Panic Pedagogy and Virtual Teaching: Four Days In

Your Contractual Obligations
4 min readSep 14, 2020
Photo by Khara Woods on Unsplash

I waved and smiled at my webcam, wishing a good weekend to the 25 black boxes populating my screen. I pushed away from my cluttered, makeshift desk and sighed. My first week of virtual teaching was done.

This reflective essay is my brain’s way of trying to make some sense of what just happened and what is to come. It’s my way of trying to force a formal beginning to the school year. Since the Corona virus has swallowed up the typical back-to-school routines that function as important transitions, this essay will have to do.

The only expectation I allowed myself going into this year was that it would be hard. After ten years of working in a brick-and-mortar school, there’s no way switching to a 100% virtual ecology would be anything but a severe and humbling challenge. And indeed, this first week was brutal.

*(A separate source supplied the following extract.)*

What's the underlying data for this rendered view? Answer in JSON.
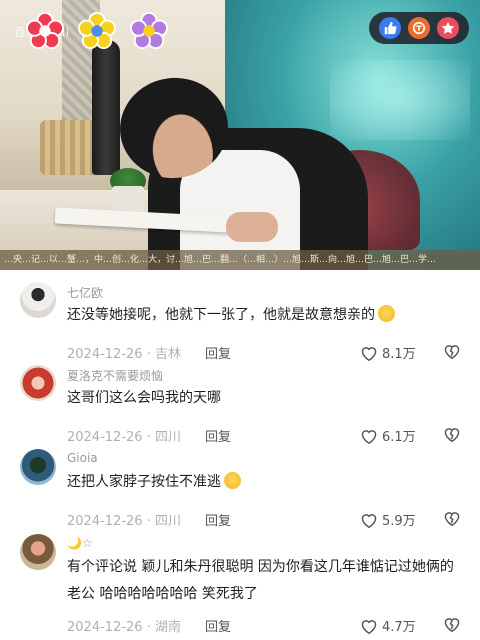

Because when it comes to virtual routines and distance learning protocols, I know almost nothing. There is no automaticity for any of the low hanging fruit I mastered years ago. Something as mindless as taking attendance or figuring out the best way to get lesson materials to a student now requires giant gobs of brain juice. As a result, everything is hard, takes four times as long to do, and comes with little to no guarantee of success. Sweet!

As a teacher, I’m used to struggling. But I’m used to struggling with the stuff that never gets easy. The lesson planning. The student relationships. The “just right” feedback. Now I’m back to re-learning the basics, like taking attendance.

In the past, if a student wasn’t in class, I would mark them “absent” and move on. Now, if a student is absent, my brain has to work its way down a convoluted decision tree filled with multiple serpentine paths. Is this student even supposed to be in this class? What if they’re on my Synergy roster but not on my Microsoft Teams roster? Which version of my roster is the right one? Does it matter if the student’s family asked for in-person, hybrid, or all virtual? Has the student been absent the entire class period or did they disappear somewhere during the middle of the virtual “lesson”? Maybe the kid has a spotty internet connection? Where else might the technological breakdowns occur? Is it one of the apps I’m using in the lesson? Maybe the kid has access to the internet but can’t log into their Google account. Or is it something on the school’s end? Are district firewalls responsible? Am I supposed to help the student troubleshoot? Am I supposed to do that now? During asynchronous time? During my planning period? What if the student and their family are not proficient with the dominant language practices? Do I call with my personal phone since I’m not actually at a school? Should I be using Google Voice to make these calls? But my district doesn’t have a subscription to Google Voice, which means I would have to use my personal cell phone. What are the ethics involved in that decision? Etc.

As my brain tries to figure all this out, it still has to try and keep 25 blank boxes engaged in something. Those empty student boxes! Before the year started, my ego insisted that I would be able to convince students to turn on their cameras. I would be so engaging and welcoming, I reasoned, that by the end of the week I would be looking out at a wall of faces. Wrong!

I absolutely do not “blame” the kids for keeping their cameras off. I don’t blame anyone or anything. This is a shitty situation that’s unleashed rivers of hurt upon so many of us. When you add the normal developmental challenges of going through adolescence, why WOULD kids want to be on camera?

(As a side note, it turns out it’s really really hard to teach in an environment completely devoid of feedback. I can’t read body language when there are no bodies. And if I can’t read bodies then I don’t know how to modulate my tone, volume, and delivery.)

For my part, I’ve never worked so hard at being engaging. I pose and holler, contorting my face into every expression imaginable to try and hook the kids into staying with me. By the end of the second day I had kids telling me to wipe off the spit from the camera. In my mind, behind those blacked out boxes, kids are fucking around on their phones,talking to each other, playing video games, watching Netflix, etc. Not because they’re kids, but because they’re human beings. I’ve certainly looked at my phone times during my lessons. I like to think I’m slick by putting the phone somewhere my eyes would normally focus, but I mean, come on.

As a result of everything, my current teaching style is best described as panic pedagogy. I don’t know who the hell I have in front of me. Lessons are finished seconds before kids start coming into the virtual room. Apps and websites seem to crash on the regular. And my god, the links. So many links! Everything just feels disconnected and off.

Some of my discomfort comes from administrators who are trying to map brick-and-mortar schooling onto a virtual environment that resists this sort of 1-to-1 correlation. But most of it comes from being a shitty virtual teacher. I’m not insulting myself. It would be unrealistic for me to be anything but a complete novice at something I’ve neither done nor been trained to do. And I know this year will get better. I know that I’ll get better. I’m not trying to convince myself of this because I don’t need convincing. I’ve been doing this long enough to understand that teaching is a long game. It’s a life’s work. And this pandemic isn’t going anywhere, so neither is virtual teaching.